The City of Chicago faces significant challenges to its fiscal stability: a structural deficit, enormous unfunded pension liabilities, and a growing bonded debt burden. Large and growing budget deficits have been a problem for the City since FY2007. Repeated use of non-recurring revenue sources to close those deficits has allowed Chicago to keep its spending artificially high and left larger deficits with each passing year. By the end of FY2011, over 80% of the $2.98 billion generated from the Skyway and parking meter leases will have been spent if the budget is passed as proposed. “In the past three months the City’s debt rating has been downgraded in part because of its use of asset lease proceeds to prop up the budget,” said Laurence Msall, president of the Civic Federation “The City’s short-sighted budgeting has costly consequences.”
It is important to acknowledge that the City’s mounting deficit problem is also due to increased spending. In fact the largest expenditure in the budget, appropriations for personnel, increased by 9.2% between FY2007 and FY2011 despite a reduction in the City’s local funds workforce of 2,945. Between FY2005 and FY2009 City expenses grew at over twice the 8.1% rate of inflation while the city’s tax revenues grew by only 6.5%. Clearly, Chicago’s budget trend is not sustainable.

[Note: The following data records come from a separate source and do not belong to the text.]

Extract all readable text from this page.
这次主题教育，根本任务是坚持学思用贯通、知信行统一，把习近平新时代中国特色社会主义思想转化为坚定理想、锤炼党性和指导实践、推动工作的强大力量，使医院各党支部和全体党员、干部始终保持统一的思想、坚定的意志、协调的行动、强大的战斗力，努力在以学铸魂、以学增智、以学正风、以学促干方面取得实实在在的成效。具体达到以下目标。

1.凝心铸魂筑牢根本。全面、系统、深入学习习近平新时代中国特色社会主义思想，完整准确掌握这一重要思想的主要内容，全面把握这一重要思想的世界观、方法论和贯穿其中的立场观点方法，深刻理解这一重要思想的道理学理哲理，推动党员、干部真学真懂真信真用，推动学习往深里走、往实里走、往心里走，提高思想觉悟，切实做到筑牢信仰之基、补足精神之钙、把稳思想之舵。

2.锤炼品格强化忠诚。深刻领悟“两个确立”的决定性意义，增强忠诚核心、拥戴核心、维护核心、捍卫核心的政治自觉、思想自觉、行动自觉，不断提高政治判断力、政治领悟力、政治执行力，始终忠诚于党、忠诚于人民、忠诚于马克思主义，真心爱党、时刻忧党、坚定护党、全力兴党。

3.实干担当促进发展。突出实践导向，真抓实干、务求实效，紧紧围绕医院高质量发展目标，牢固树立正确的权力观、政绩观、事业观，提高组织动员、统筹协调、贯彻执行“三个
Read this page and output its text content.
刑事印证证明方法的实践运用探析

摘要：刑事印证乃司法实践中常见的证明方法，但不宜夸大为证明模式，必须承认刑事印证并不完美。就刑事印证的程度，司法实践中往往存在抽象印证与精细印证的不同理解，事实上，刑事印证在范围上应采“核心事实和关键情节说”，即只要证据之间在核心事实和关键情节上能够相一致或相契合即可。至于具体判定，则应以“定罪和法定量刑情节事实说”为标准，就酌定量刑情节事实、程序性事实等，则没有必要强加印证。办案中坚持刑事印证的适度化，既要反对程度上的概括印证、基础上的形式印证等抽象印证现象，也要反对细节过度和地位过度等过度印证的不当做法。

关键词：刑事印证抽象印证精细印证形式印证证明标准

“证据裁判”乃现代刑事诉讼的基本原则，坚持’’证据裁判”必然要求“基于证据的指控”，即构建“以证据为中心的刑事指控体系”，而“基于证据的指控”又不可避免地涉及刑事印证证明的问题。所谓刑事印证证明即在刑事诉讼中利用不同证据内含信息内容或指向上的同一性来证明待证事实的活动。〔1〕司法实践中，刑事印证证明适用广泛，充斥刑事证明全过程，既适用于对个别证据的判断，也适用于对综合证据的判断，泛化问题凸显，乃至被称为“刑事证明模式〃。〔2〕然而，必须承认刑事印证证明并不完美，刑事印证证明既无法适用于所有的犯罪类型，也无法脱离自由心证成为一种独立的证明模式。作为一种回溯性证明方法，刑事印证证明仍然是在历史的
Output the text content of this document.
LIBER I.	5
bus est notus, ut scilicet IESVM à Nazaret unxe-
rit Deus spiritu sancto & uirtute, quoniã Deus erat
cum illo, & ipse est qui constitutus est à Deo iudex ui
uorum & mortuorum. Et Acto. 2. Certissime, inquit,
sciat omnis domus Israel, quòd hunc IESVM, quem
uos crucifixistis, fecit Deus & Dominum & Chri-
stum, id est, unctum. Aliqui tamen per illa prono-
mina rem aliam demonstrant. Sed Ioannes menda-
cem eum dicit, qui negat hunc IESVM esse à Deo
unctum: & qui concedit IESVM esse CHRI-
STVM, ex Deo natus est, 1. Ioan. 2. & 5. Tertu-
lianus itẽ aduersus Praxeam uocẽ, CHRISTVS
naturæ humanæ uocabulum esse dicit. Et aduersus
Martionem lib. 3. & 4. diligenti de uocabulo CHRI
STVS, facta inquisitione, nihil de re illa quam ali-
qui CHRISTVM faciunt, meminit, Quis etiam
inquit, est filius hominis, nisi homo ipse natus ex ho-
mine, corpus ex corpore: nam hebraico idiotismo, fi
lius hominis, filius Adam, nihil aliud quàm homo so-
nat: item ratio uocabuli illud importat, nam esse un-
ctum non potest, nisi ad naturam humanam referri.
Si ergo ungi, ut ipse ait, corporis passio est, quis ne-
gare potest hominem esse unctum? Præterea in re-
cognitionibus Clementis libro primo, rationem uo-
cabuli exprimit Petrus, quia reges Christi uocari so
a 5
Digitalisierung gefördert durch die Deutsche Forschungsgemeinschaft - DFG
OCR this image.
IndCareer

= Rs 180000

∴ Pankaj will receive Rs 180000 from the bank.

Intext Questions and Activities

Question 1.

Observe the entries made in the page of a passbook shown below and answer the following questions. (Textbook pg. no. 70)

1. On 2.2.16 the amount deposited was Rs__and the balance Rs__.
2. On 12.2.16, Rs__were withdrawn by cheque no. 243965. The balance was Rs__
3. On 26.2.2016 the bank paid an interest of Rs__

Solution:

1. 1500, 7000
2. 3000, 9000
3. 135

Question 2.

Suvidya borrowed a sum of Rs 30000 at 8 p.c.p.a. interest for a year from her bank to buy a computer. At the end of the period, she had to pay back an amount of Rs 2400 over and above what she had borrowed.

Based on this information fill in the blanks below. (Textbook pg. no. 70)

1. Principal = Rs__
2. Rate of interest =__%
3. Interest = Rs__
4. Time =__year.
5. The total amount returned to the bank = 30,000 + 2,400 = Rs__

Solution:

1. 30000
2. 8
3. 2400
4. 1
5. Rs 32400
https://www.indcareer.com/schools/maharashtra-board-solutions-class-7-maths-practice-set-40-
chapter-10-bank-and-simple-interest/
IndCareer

If the City does not stop deferring necessary but difficult changes to its spending, hefty tax hikes and/or enormous budget cuts will be needed to balance the budget when one-time revenues have run out.
The FY2011 proposed budget does include $96.9 million in expense reductions, including position eliminations and layoffs, unpaid holidays and furlough days, and health care cost reductions. The Civic Federation supports these moves and urges further cuts. The City of Chicago has also made great strides in developing a performance measurement system and making performance data available in the budget document. Performance measurement will be key to directing necessary future expenditure cuts toward under-utilized, underperforming, and inefficient services.
The Civic Federation is very concerned that despite a landmark report that was published in April 2010 by Mayor Daley’s Commission to Strengthen Chicago’s Pensions, the City has not proposed any pension reforms. The Commission’s report noted that the City’s police and fire pension funds risk running out of money within ten years if nothing is done. Unfunded liabilities for the City’s pension funds reached an astonishing $12.4 billion in FY2009—$4,348 per resident of Chicago. “While the Civic Federation is pleased that Mayor Daley has announced that he will join the effort to get the State of Illinois to extend recent pension reforms to police and fire funds across the State, the City must commit to do much more to end its pension crisis,” said Msall. “Increased employer and employee contributions as well as pension fund consolidation must be on the table.” Moreover, due to the size of the Chicago pension crisis, the City cannot look to increase the property tax to close future deficits—every penny will be needed to fund City of Chicago workers’ pensions.